Noch deutlich problematischer ist aber in Blocksatz gesetzter Text – wie dieser Absatz hier. Einerseits vor allem aus Sicht der User-Experience deshalb, weil unser Auge durch den damit auch rechtsbündig ausgerichteten Zeilenanfang einen wichtigen Orientierungspunkt verliert. Andererseits entstehen sehr schnell unschöne Lücken, die sich wie kleine Schlangen durch unseren Text ziehen.

Dadurch, dass wir im Responsive Design meist keinen Einfluss auf die Zeilenlänge auf Mobilgeräten haben, können wir den Blocksatz nicht wie in professionellen Programmen genau einrichten und kontrollieren. Besonders viel Leid tun wir damit Menschen an, die unter Dyslexie – einer Lesestörung – leiden. Die teils großen Wortabstände sorgen dafür, dass jene Personen ständig den Fokus verlieren und damit schlimmstenfalls den Text überhaupt nicht lesen können (Tseng 2011).

Farbkontrast

Der letzte für mich wesentliche Punkt bezüglich Typografie und UX ist der Farbkontrast – also der Kontrast des Textes zum Hintergrund. Grundsätzlich gilt, dass ein relativ hoher Kontrast vorhanden sein sollte. »Relativ« deshalb, weil auch tiefschwarzer Text auf reinweißem Hintergrund schnell problematisch werden kann.
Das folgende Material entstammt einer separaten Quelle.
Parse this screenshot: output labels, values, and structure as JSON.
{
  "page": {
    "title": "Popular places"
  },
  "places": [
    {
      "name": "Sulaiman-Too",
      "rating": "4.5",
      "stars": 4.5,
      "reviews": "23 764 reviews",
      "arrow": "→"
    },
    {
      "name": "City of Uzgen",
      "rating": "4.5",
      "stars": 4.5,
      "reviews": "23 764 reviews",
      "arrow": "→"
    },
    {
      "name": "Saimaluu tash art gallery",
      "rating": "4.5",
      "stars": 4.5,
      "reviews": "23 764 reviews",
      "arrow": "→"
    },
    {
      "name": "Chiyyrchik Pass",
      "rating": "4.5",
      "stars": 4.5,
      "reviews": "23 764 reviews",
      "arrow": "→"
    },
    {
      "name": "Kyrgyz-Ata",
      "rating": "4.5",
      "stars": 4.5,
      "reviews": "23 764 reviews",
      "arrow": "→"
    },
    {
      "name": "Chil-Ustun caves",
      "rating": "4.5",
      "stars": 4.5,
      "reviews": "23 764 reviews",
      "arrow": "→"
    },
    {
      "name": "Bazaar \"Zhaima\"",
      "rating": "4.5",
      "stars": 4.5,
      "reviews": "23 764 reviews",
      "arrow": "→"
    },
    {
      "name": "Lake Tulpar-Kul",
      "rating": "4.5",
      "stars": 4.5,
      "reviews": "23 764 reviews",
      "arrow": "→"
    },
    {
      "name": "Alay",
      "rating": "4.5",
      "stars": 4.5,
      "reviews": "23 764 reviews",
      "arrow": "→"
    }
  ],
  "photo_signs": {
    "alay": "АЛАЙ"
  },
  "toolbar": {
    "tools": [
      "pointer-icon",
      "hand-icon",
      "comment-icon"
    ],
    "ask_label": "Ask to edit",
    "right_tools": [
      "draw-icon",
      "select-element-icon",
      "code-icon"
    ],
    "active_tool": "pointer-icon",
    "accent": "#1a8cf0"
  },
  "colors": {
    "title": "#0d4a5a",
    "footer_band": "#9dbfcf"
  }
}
Studien belegen, dass – genauso wie zu niedrige Kontraste – auch zu hohe Kontraste unsere Augen belasten (Pribadi 1990). Bei unter Dyslexie leidenden Menschen führen zu hohe Kontraste zudem möglicherweise zu Unschärfeeffekten, die das Lesen der Texte unmöglich machen. Es empfiehlt sich daher, als Schriftfarbe ein dunkles Grau zu verwenden und dies eventuell auch noch zusätzlich mit einem leicht hellgrauen Hintergrund zu kombinieren. Unseren Nutzern zuliebe.